Avrebbe "rovinato la vita" ai figli arrestandoli diverse volte per reati relativi allo spaccio e alla detenzione di droga. È la confessione di Roberto Vignozzi, l’ex postino di 72 anni che ha ucciso il maresciallo Antonio Taibi, originario di Ventimiglia di Sicilia, in un agguato davanti alla casa del sottufficiale nel centro di Carrara. A raccontare il dramma con dovizia di particolari è "Il Tirreno".

Martedì scorso i figli di Vignozzi erano stati condannati a un anno di reclusione dal tribunale di Massa. Il giudice, visti i precedenti, non ha potuto concedere attenuanti e così la pena è lievitata. Per il pensionato la colpa di quello che era successo a Riccardo e ad Alessandro era soltanto di quel carabiniere. E così ha deciso di vendicarsi. Resta da capire se in accordo con i familiari.

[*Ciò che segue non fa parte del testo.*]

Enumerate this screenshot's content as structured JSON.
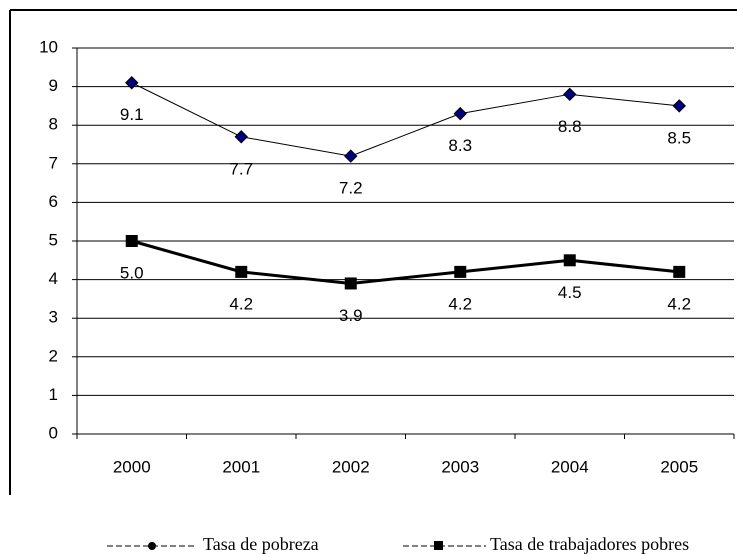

È questo che praticamente è emerso dalle indagini e dalle dichiarazioni di Vignozzi, a lungo sentito dal sostituto procuratore Alberto Dello Iacono nella caserma La Plava, a pochi metri dall’ufficio della vittima. L’ex postino, dopo aver sparato, si è costituito in procura. Ha raggiunto Massa – l’omicidio è avvenuto in via Monterosso a Carrara – e, dopo aver lasciato l'arma in auto, è entrato in procura. Poi si è diretto dal cancelliere che conosceva – era quello che gli firmava i permessi per le visite in carcere ai figli – e gli ha detto che aveva ammazzato un uomo. L’uomo ha chiamato gli agenti e sono scattate le manette.

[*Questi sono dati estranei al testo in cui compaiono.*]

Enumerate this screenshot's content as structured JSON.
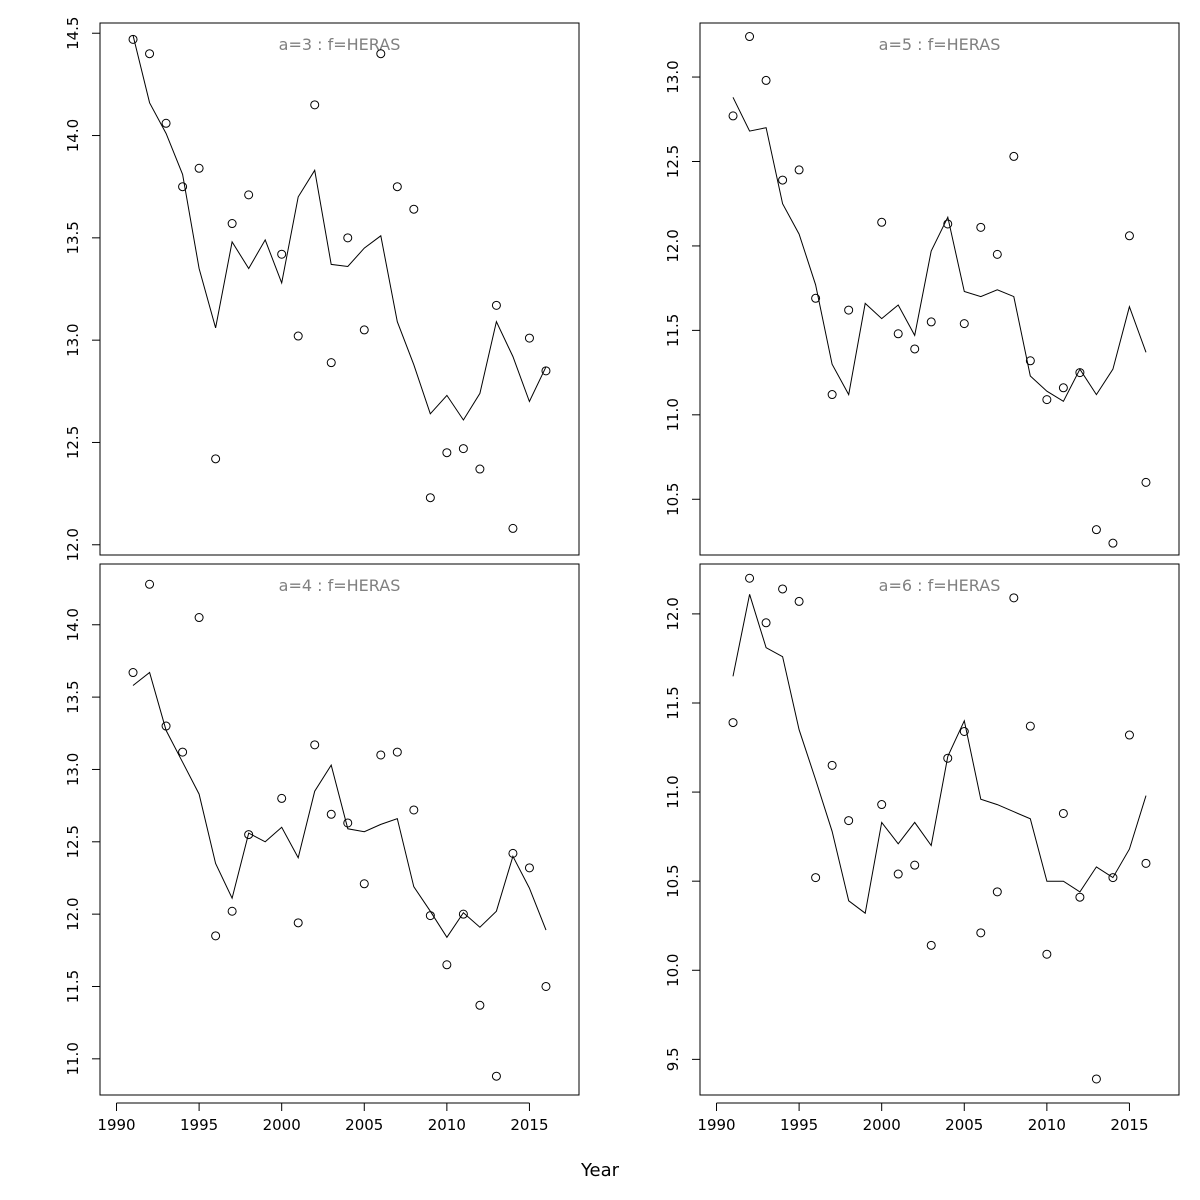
{
  "figure": {
    "xlabel": "Year"
  },
  "chart_data": [
    {
      "type": "scatter",
      "title": "a=3  :  f=HERAS",
      "xlim": [
        1989,
        2018
      ],
      "ylim": [
        11.95,
        14.55
      ],
      "x_ticks": [
        1990,
        1995,
        2000,
        2005,
        2010,
        2015
      ],
      "y_ticks": [
        12.0,
        12.5,
        13.0,
        13.5,
        14.0,
        14.5
      ],
      "y_tick_labels": [
        "12.0",
        "12.5",
        "13.0",
        "13.5",
        "14.0",
        "14.5"
      ],
      "show_x_axis": false,
      "years": [
        1991,
        1992,
        1993,
        1994,
        1995,
        1996,
        1997,
        1998,
        1999,
        2000,
        2001,
        2002,
        2003,
        2004,
        2005,
        2006,
        2007,
        2008,
        2009,
        2010,
        2011,
        2012,
        2013,
        2014,
        2015,
        2016
      ],
      "observed": [
        14.47,
        14.4,
        14.06,
        13.75,
        13.84,
        12.42,
        13.57,
        13.71,
        null,
        13.42,
        13.02,
        14.15,
        12.89,
        13.5,
        13.05,
        14.4,
        13.75,
        13.64,
        12.23,
        12.45,
        12.47,
        12.37,
        13.17,
        12.08,
        13.01,
        12.85
      ],
      "fitted": [
        14.49,
        14.16,
        14.01,
        13.81,
        13.35,
        13.06,
        13.48,
        13.35,
        13.49,
        13.28,
        13.7,
        13.83,
        13.37,
        13.36,
        13.45,
        13.51,
        13.09,
        12.88,
        12.64,
        12.73,
        12.61,
        12.74,
        13.09,
        12.92,
        12.7,
        12.87
      ]
    },
    {
      "type": "scatter",
      "title": "a=5  :  f=HERAS",
      "xlim": [
        1989,
        2018
      ],
      "ylim": [
        10.17,
        13.32
      ],
      "x_ticks": [
        1990,
        1995,
        2000,
        2005,
        2010,
        2015
      ],
      "y_ticks": [
        10.5,
        11.0,
        11.5,
        12.0,
        12.5,
        13.0
      ],
      "y_tick_labels": [
        "10.5",
        "11.0",
        "11.5",
        "12.0",
        "12.5",
        "13.0"
      ],
      "show_x_axis": false,
      "years": [
        1991,
        1992,
        1993,
        1994,
        1995,
        1996,
        1997,
        1998,
        1999,
        2000,
        2001,
        2002,
        2003,
        2004,
        2005,
        2006,
        2007,
        2008,
        2009,
        2010,
        2011,
        2012,
        2013,
        2014,
        2015,
        2016
      ],
      "observed": [
        12.77,
        13.24,
        12.98,
        12.39,
        12.45,
        11.69,
        11.12,
        11.62,
        null,
        12.14,
        11.48,
        11.39,
        11.55,
        12.13,
        11.54,
        12.11,
        11.95,
        12.53,
        11.32,
        11.09,
        11.16,
        11.25,
        10.32,
        10.24,
        12.06,
        10.6
      ],
      "fitted": [
        12.88,
        12.68,
        12.7,
        12.25,
        12.07,
        11.77,
        11.3,
        11.12,
        11.66,
        11.57,
        11.65,
        11.47,
        11.97,
        12.17,
        11.73,
        11.7,
        11.74,
        11.7,
        11.23,
        11.14,
        11.08,
        11.27,
        11.12,
        11.27,
        11.64,
        11.37
      ]
    },
    {
      "type": "scatter",
      "title": "a=4  :  f=HERAS",
      "xlim": [
        1989,
        2018
      ],
      "ylim": [
        10.75,
        14.42
      ],
      "x_ticks": [
        1990,
        1995,
        2000,
        2005,
        2010,
        2015
      ],
      "x_tick_labels": [
        "1990",
        "1995",
        "2000",
        "2005",
        "2010",
        "2015"
      ],
      "y_ticks": [
        11.0,
        11.5,
        12.0,
        12.5,
        13.0,
        13.5,
        14.0
      ],
      "y_tick_labels": [
        "11.0",
        "11.5",
        "12.0",
        "12.5",
        "13.0",
        "13.5",
        "14.0"
      ],
      "show_x_axis": true,
      "years": [
        1991,
        1992,
        1993,
        1994,
        1995,
        1996,
        1997,
        1998,
        1999,
        2000,
        2001,
        2002,
        2003,
        2004,
        2005,
        2006,
        2007,
        2008,
        2009,
        2010,
        2011,
        2012,
        2013,
        2014,
        2015,
        2016
      ],
      "observed": [
        13.67,
        14.28,
        13.3,
        13.12,
        14.05,
        11.85,
        12.02,
        12.55,
        null,
        12.8,
        11.94,
        13.17,
        12.69,
        12.63,
        12.21,
        13.1,
        13.12,
        12.72,
        11.99,
        11.65,
        12.0,
        11.37,
        10.88,
        12.42,
        12.32,
        11.5
      ],
      "fitted": [
        13.58,
        13.67,
        13.27,
        13.05,
        12.83,
        12.35,
        12.11,
        12.56,
        12.5,
        12.6,
        12.39,
        12.85,
        13.03,
        12.59,
        12.57,
        12.62,
        12.66,
        12.19,
        12.02,
        11.84,
        12.01,
        11.91,
        12.02,
        12.4,
        12.18,
        11.89
      ]
    },
    {
      "type": "scatter",
      "title": "a=6  :  f=HERAS",
      "xlim": [
        1989,
        2018
      ],
      "ylim": [
        9.3,
        12.28
      ],
      "x_ticks": [
        1990,
        1995,
        2000,
        2005,
        2010,
        2015
      ],
      "x_tick_labels": [
        "1990",
        "1995",
        "2000",
        "2005",
        "2010",
        "2015"
      ],
      "y_ticks": [
        9.5,
        10.0,
        10.5,
        11.0,
        11.5,
        12.0
      ],
      "y_tick_labels": [
        "9.5",
        "10.0",
        "10.5",
        "11.0",
        "11.5",
        "12.0"
      ],
      "show_x_axis": true,
      "years": [
        1991,
        1992,
        1993,
        1994,
        1995,
        1996,
        1997,
        1998,
        1999,
        2000,
        2001,
        2002,
        2003,
        2004,
        2005,
        2006,
        2007,
        2008,
        2009,
        2010,
        2011,
        2012,
        2013,
        2014,
        2015,
        2016
      ],
      "observed": [
        11.39,
        12.2,
        11.95,
        12.14,
        12.07,
        10.52,
        11.15,
        10.84,
        null,
        10.93,
        10.54,
        10.59,
        10.14,
        11.19,
        11.34,
        10.21,
        10.44,
        12.09,
        11.37,
        10.09,
        10.88,
        10.41,
        9.39,
        10.52,
        11.32,
        10.6
      ],
      "fitted": [
        11.65,
        12.11,
        11.81,
        11.76,
        11.35,
        11.07,
        10.78,
        10.39,
        10.32,
        10.83,
        10.71,
        10.83,
        10.7,
        11.2,
        11.4,
        10.96,
        10.93,
        10.89,
        10.85,
        10.5,
        10.5,
        10.44,
        10.58,
        10.52,
        10.68,
        10.98
      ]
    }
  ]
}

Vignozzi dopo essere scappato si è costituito. Il movente, come detto, è quella di una vendetta per i guai giudiziari: il maresciallo ha avuto a che fare con i figli dell’ex postino quando era in servizio al nucleo operativo di Carrara, dal 1996 al 2006. "Aveva rovinato la vita a me e ai miei figli", ha spiegato. La furia omicida ha avuto come scintilla la condanna dei figli, per una vecchia questione di droga. Uno di loro, Riccardo di 31 anni, nel 2013 venne fermato dopo una lunga serie di furti nelle scuole. In un caso aveva lasciato un biglietto su cui si definì Diabolik "per colpa della crisi".

Secondo una prima ricostruzione, il killer ha suonato alla porta del carabiniere spacciandosi per un musicista: non appena ha aperto, Antonio Taibi è stato freddato con un colpo di arma da fuoco. Il carabiniere lascia la moglie e due figli, di 16 e 21 anni.